Dan Hymowitz, director of the the Mayor’s Office of Innovation, said his four-person team will spend at least six months delving into the issue and making recommendations. The office will hold focus groups and review exit interviews with officers, he said.
“We work on a single big city challenge identified by the mayor for a period of many months,” Hymowitz said in an interview. “Given public safety as an overarching issue in the city, the mayor has asked us to work on supporting police recruitment and hiring."
Earlier this year, Pugh announced Baltimore was selected for Bloomberg's Innovation Team program. The city will receive as much as $500,000 annually for three years. Bloomberg Philanthropies also selected six other cities for its third class of grant recipients. In past years, teams have tackled rising rents in Boston, traffic in Centennial, Colo., and blight in Mobile, Ala.
Pugh, who introduced three of the team members during a news conference at City Hall on Wednesday, said she wanted the team to focus on public safety issues as Baltimore faces a surging homicide rate.
“Their focus is on violence reduction.

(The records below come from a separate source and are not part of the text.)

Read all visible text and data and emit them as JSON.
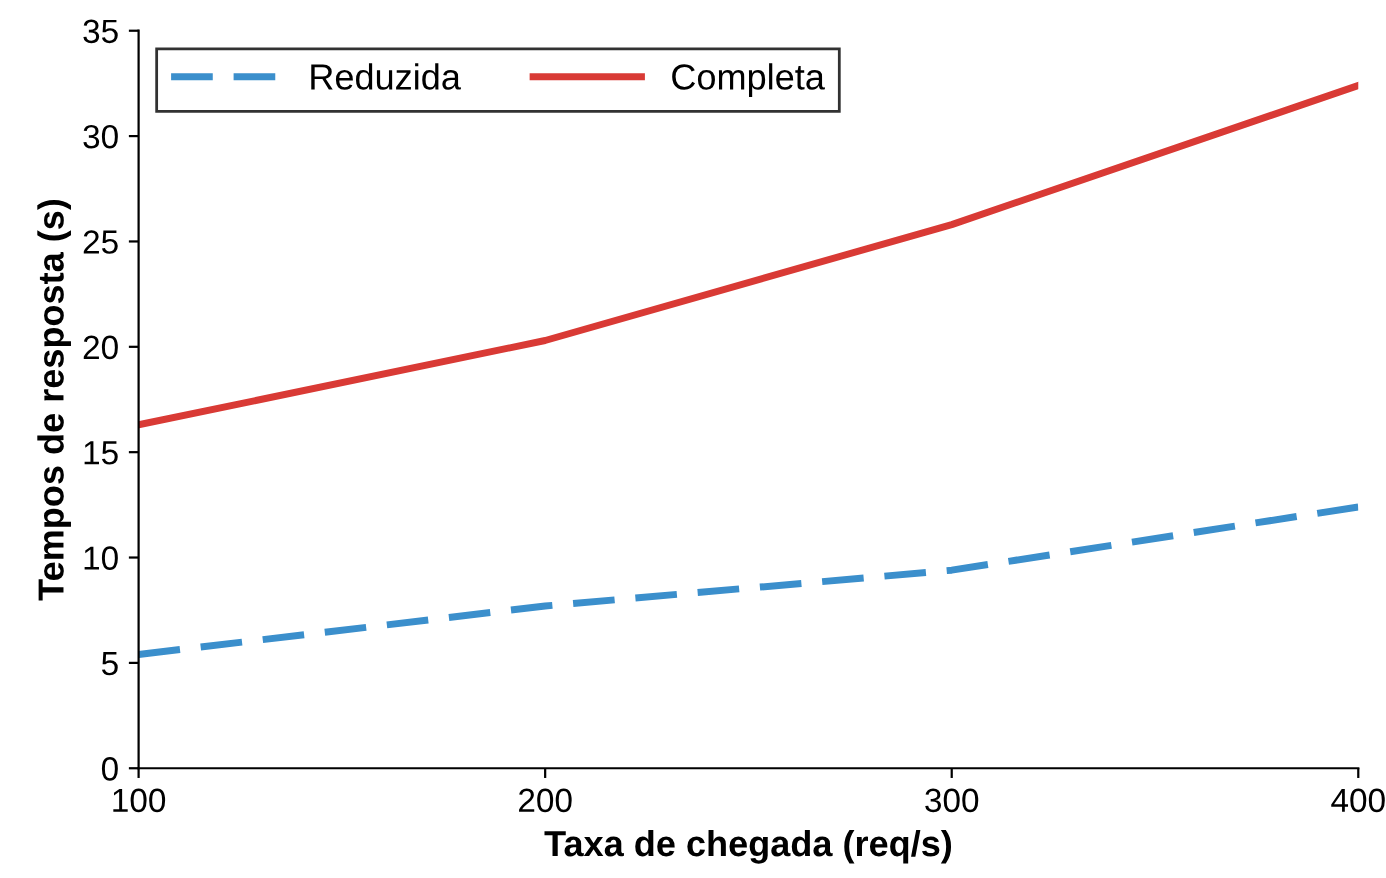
{
  "chart_data": {
    "type": "line",
    "xlabel": "Taxa de chegada (req/s)",
    "ylabel": "Tempos de resposta (s)",
    "x": [
      100,
      200,
      300,
      400
    ],
    "series": [
      {
        "name": "Reduzida",
        "color": "#3b8fcc",
        "values": [
          5.4,
          7.7,
          9.4,
          12.4
        ],
        "line_style": "dashed"
      },
      {
        "name": "Completa",
        "color": "#d93a35",
        "values": [
          16.3,
          20.3,
          25.8,
          32.4
        ],
        "line_style": "solid"
      }
    ],
    "xlim": [
      100,
      400
    ],
    "xticks": [
      100,
      200,
      300,
      400
    ],
    "ylim": [
      0,
      35
    ],
    "yticks": [
      0,
      5,
      10,
      15,
      20,
      25,
      30,
      35
    ],
    "grid": false,
    "legend": "top left",
    "marker": "none"
  }
}
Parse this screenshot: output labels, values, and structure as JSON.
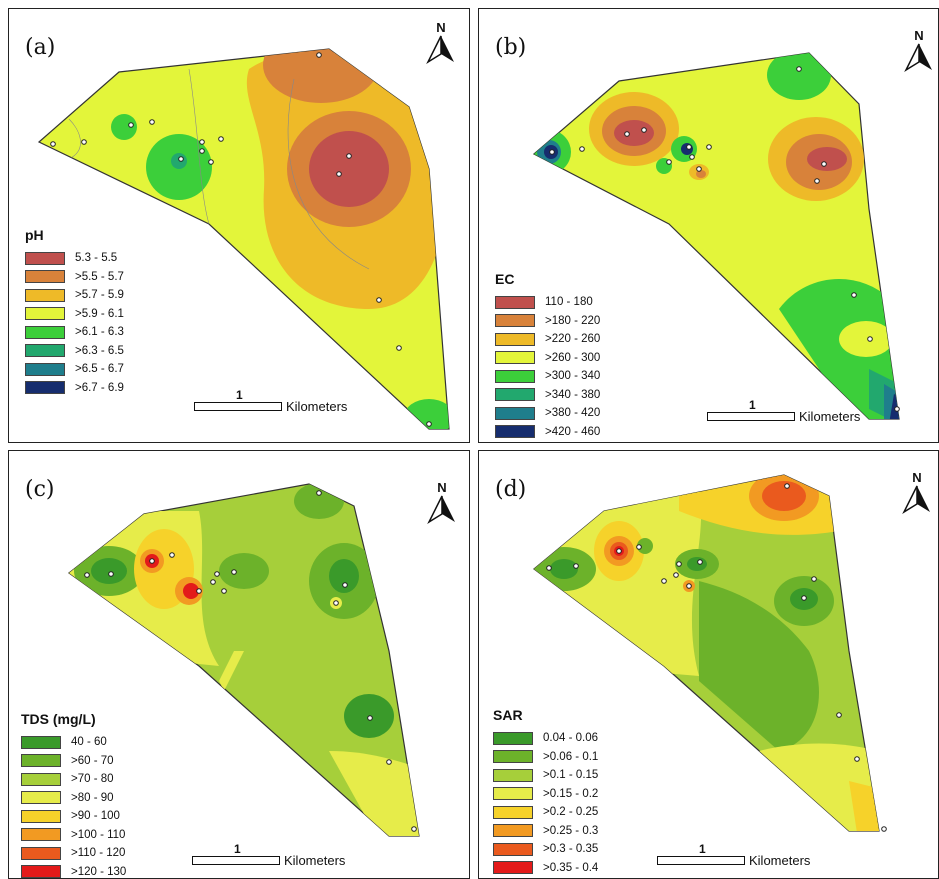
{
  "panels": {
    "a": {
      "label": "(a)",
      "legend_title": "pH",
      "classes": [
        {
          "range": "5.3 - 5.5",
          "color": "#c0504d"
        },
        {
          "range": ">5.5 - 5.7",
          "color": "#d8823a"
        },
        {
          "range": ">5.7 - 5.9",
          "color": "#eeba28"
        },
        {
          "range": ">5.9 - 6.1",
          "color": "#e3f53a"
        },
        {
          "range": ">6.1 - 6.3",
          "color": "#3ccf3a"
        },
        {
          "range": ">6.3 - 6.5",
          "color": "#22a86e"
        },
        {
          "range": ">6.5 - 6.7",
          "color": "#1f7e8c"
        },
        {
          "range": ">6.7 - 6.9",
          "color": "#162d6e"
        }
      ],
      "scale_value": "1",
      "scale_unit": "Kilometers",
      "north": "N"
    },
    "b": {
      "label": "(b)",
      "legend_title": "EC",
      "classes": [
        {
          "range": "110 - 180",
          "color": "#c0504d"
        },
        {
          "range": ">180 - 220",
          "color": "#d8823a"
        },
        {
          "range": ">220 - 260",
          "color": "#eeba28"
        },
        {
          "range": ">260 - 300",
          "color": "#e3f53a"
        },
        {
          "range": ">300 - 340",
          "color": "#3ccf3a"
        },
        {
          "range": ">340 - 380",
          "color": "#22a86e"
        },
        {
          "range": ">380 - 420",
          "color": "#1f7e8c"
        },
        {
          "range": ">420 - 460",
          "color": "#162d6e"
        }
      ],
      "scale_value": "1",
      "scale_unit": "Kilometers",
      "north": "N"
    },
    "c": {
      "label": "(c)",
      "legend_title": "TDS (mg/L)",
      "classes": [
        {
          "range": "40 - 60",
          "color": "#3a9a2a"
        },
        {
          "range": ">60 - 70",
          "color": "#6cb22a"
        },
        {
          "range": ">70 - 80",
          "color": "#a6cf3a"
        },
        {
          "range": ">80 - 90",
          "color": "#e6ec4a"
        },
        {
          "range": ">90 - 100",
          "color": "#f6d22a"
        },
        {
          "range": ">100 - 110",
          "color": "#f29a22"
        },
        {
          "range": ">110 - 120",
          "color": "#ea5a1e"
        },
        {
          "range": ">120 - 130",
          "color": "#e31a1a"
        }
      ],
      "scale_value": "1",
      "scale_unit": "Kilometers",
      "north": "N"
    },
    "d": {
      "label": "(d)",
      "legend_title": "SAR",
      "classes": [
        {
          "range": "0.04 - 0.06",
          "color": "#3a9a2a"
        },
        {
          "range": ">0.06 - 0.1",
          "color": "#6cb22a"
        },
        {
          "range": ">0.1 - 0.15",
          "color": "#a6cf3a"
        },
        {
          "range": ">0.15 - 0.2",
          "color": "#e6ec4a"
        },
        {
          "range": ">0.2 - 0.25",
          "color": "#f6d22a"
        },
        {
          "range": ">0.25 - 0.3",
          "color": "#f29a22"
        },
        {
          "range": ">0.3 - 0.35",
          "color": "#ea5a1e"
        },
        {
          "range": ">0.35 - 0.4",
          "color": "#e31a1a"
        }
      ],
      "scale_value": "1",
      "scale_unit": "Kilometers",
      "north": "N"
    }
  }
}
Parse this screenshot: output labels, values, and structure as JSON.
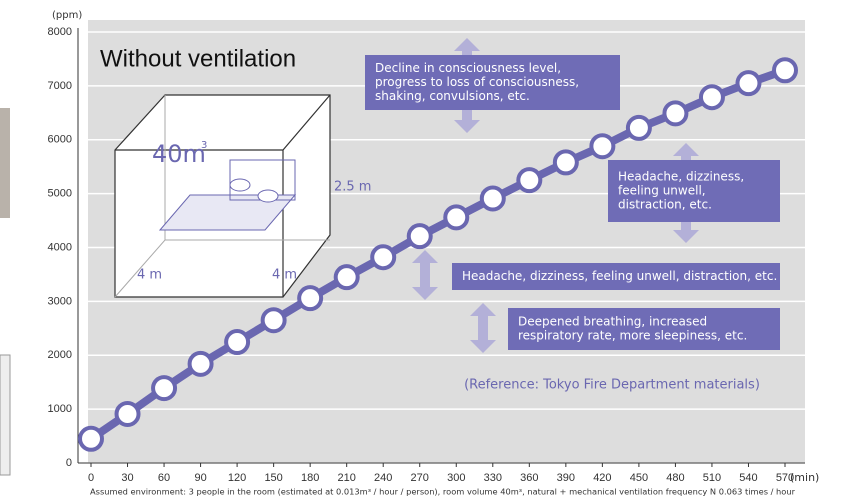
{
  "chart_data": {
    "type": "line",
    "heading": "Without ventilation",
    "x": [
      0,
      30,
      60,
      90,
      120,
      150,
      180,
      210,
      240,
      270,
      300,
      330,
      360,
      390,
      420,
      450,
      480,
      510,
      540,
      570
    ],
    "values": [
      450,
      910,
      1390,
      1840,
      2245,
      2650,
      3060,
      3450,
      3820,
      4210,
      4560,
      4910,
      5250,
      5580,
      5880,
      6220,
      6490,
      6790,
      7050,
      7290
    ],
    "color": "#6a67b0",
    "xlim": [
      0,
      570
    ],
    "xticks": [
      0,
      30,
      60,
      90,
      120,
      150,
      180,
      210,
      240,
      270,
      300,
      330,
      360,
      390,
      420,
      450,
      480,
      510,
      540,
      570
    ],
    "ylim": [
      0,
      8000
    ],
    "yticks": [
      0,
      1000,
      2000,
      3000,
      4000,
      5000,
      6000,
      7000,
      8000
    ],
    "x_unit": "(min)",
    "y_unit": "(ppm)",
    "grid": true,
    "room": {
      "volume": "40m",
      "volume_sup": "3",
      "height": "2.5 m",
      "width": "4 m",
      "depth": "4 m"
    },
    "annotations": [
      {
        "lines": [
          "Decline in consciousness level,",
          "progress to loss of consciousness,",
          "shaking, convulsions, etc."
        ]
      },
      {
        "lines": [
          "Headache, dizziness,",
          "feeling unwell,",
          "distraction, etc."
        ]
      },
      {
        "lines": [
          "Headache, dizziness, feeling unwell, distraction, etc."
        ]
      },
      {
        "lines": [
          "Deepened breathing, increased",
          "respiratory rate, more sleepiness, etc."
        ]
      }
    ],
    "reference": "(Reference: Tokyo Fire Department materials)",
    "footnote": "Assumed environment: 3 people in the room (estimated at 0.013m³ / hour / person), room volume 40m³, natural + mechanical ventilation frequency N 0.063 times / hour"
  }
}
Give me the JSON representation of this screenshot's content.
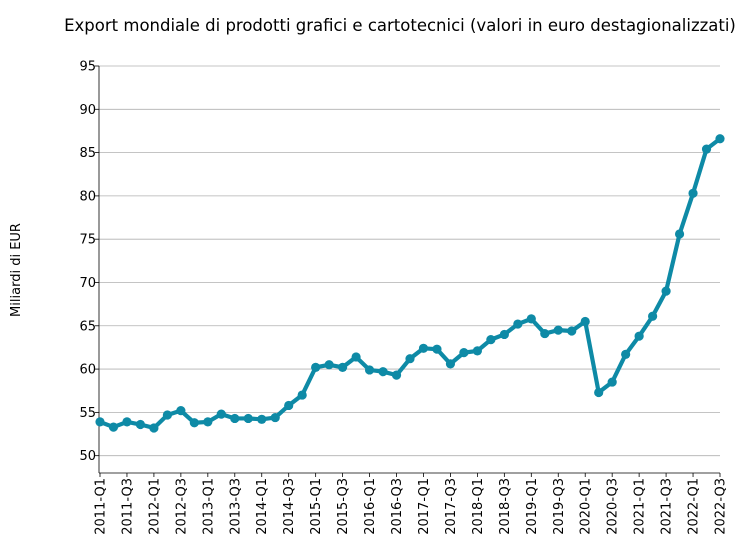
{
  "chart_data": {
    "type": "line",
    "title": "Export mondiale di prodotti grafici e cartotecnici (valori in euro destagionalizzati)",
    "xlabel": "",
    "ylabel": "Miliardi di EUR",
    "ylim": [
      48,
      95
    ],
    "yticks": [
      50,
      55,
      60,
      65,
      70,
      75,
      80,
      85,
      90,
      95
    ],
    "grid": "horizontal",
    "line_color": "#0e8aa6",
    "x_tick_labels": [
      "2011-Q1",
      "2011-Q3",
      "2012-Q1",
      "2012-Q3",
      "2013-Q1",
      "2013-Q3",
      "2014-Q1",
      "2014-Q3",
      "2015-Q1",
      "2015-Q3",
      "2016-Q1",
      "2016-Q3",
      "2017-Q1",
      "2017-Q3",
      "2018-Q1",
      "2018-Q3",
      "2019-Q1",
      "2019-Q3",
      "2020-Q1",
      "2020-Q3",
      "2021-Q1",
      "2021-Q3",
      "2022-Q1",
      "2022-Q3"
    ],
    "x": [
      "2011-Q1",
      "2011-Q2",
      "2011-Q3",
      "2011-Q4",
      "2012-Q1",
      "2012-Q2",
      "2012-Q3",
      "2012-Q4",
      "2013-Q1",
      "2013-Q2",
      "2013-Q3",
      "2013-Q4",
      "2014-Q1",
      "2014-Q2",
      "2014-Q3",
      "2014-Q4",
      "2015-Q1",
      "2015-Q2",
      "2015-Q3",
      "2015-Q4",
      "2016-Q1",
      "2016-Q2",
      "2016-Q3",
      "2016-Q4",
      "2017-Q1",
      "2017-Q2",
      "2017-Q3",
      "2017-Q4",
      "2018-Q1",
      "2018-Q2",
      "2018-Q3",
      "2018-Q4",
      "2019-Q1",
      "2019-Q2",
      "2019-Q3",
      "2019-Q4",
      "2020-Q1",
      "2020-Q2",
      "2020-Q3",
      "2020-Q4",
      "2021-Q1",
      "2021-Q2",
      "2021-Q3",
      "2021-Q4",
      "2022-Q1",
      "2022-Q2",
      "2022-Q3"
    ],
    "series": [
      {
        "values": [
          53.9,
          53.3,
          53.9,
          53.6,
          53.2,
          54.7,
          55.2,
          53.8,
          53.9,
          54.8,
          54.3,
          54.3,
          54.2,
          54.4,
          55.8,
          57.0,
          60.2,
          60.5,
          60.2,
          61.4,
          59.9,
          59.7,
          59.3,
          61.2,
          62.4,
          62.3,
          60.6,
          61.9,
          62.1,
          63.4,
          64.0,
          65.2,
          65.8,
          64.1,
          64.5,
          64.4,
          65.5,
          57.3,
          58.5,
          61.7,
          63.8,
          66.1,
          69.0,
          75.6,
          80.3,
          85.4,
          86.6
        ]
      }
    ]
  }
}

One of the things we can improve is recruitment and retention,” she said in an interview. “They’re going to look at best practices around the nation.”
A perennial issue in Baltimore, recruiting and retaining police has become a more pronounced problem after the death of Freddie Gray from injuries he received while in police custody led to rioting and the indictment of six police officers, none of whom were convicted of a crime.
More officers have left the agency than have been hired every year since 2012, Police Department statistics show.
In 2015, 249 officers left the agency and 91 were hired. In 2016, 221 officers left the force, while 111 joined.
“There’s rumors out there and urban legends out there about no one wants to come to Baltimore, no one wants to be a Baltimore cop,” Davis said. “That’s all really a bunch of B.S.”
City leaders also announced legislation this week that would give police officers, firefighters, emergency medical technicians and sheriff’s deputies a $2,500-a-year break on their property taxes if they buy a home and live in the city. The program would cost about $2 million a year, according to legislative analysts.
Fewer than a fifth of the department’s officers live in Baltimore. Officials have been trying to increase those numbers, saying that doing so could lead to better policing.
Hymowitz said his team’s efforts will complement the Police Department’s, not compete with them.
“We’ll spend a good deal of time doing the research. We’re able to bring some extra analytical heft to the process,” he said.
Hymowitz, 39, recently moved to Baltimore’s Mount Vernon neighborhood after jobs working on issues overseas. He was a director with the Tony Blair Institute for Global Change. From November 2014 through March 2015, he worked with a task force that managed the response to the Ebola outbreak in Monrovia, Liberia.
He’s also been a program manager in the office of the president of Liberia and worked in London, Rwanda and Washington, D.C.
To date, Hymowitz has hired Tamika Gauvin as a program manager and Justin Elszasz as a data scientist. He is looking to make one more hire.
He said he’s been in touch with Los Angeles’ “Innovation Team,” which also is working on police recruitment.
“City agencies are busy dealing with the issues of the day. Our team can be a dedicated resource and can step back to work on whatever the issue is,” he said.
Pugh said the team’s next assignment would likely be working on housing and homelessness.
Bloomberg provides money and guidance for mayors to recruit their teams, usually ranging from three to seven people, who work full time.
Bloomberg Philanthropies was founded by former New York City Mayor Michael Bloomberg to manage his charitable giving.
Only cities with at least 100,000 residents and mayors with at least two years left in office were eligible for Bloomberg's grant program.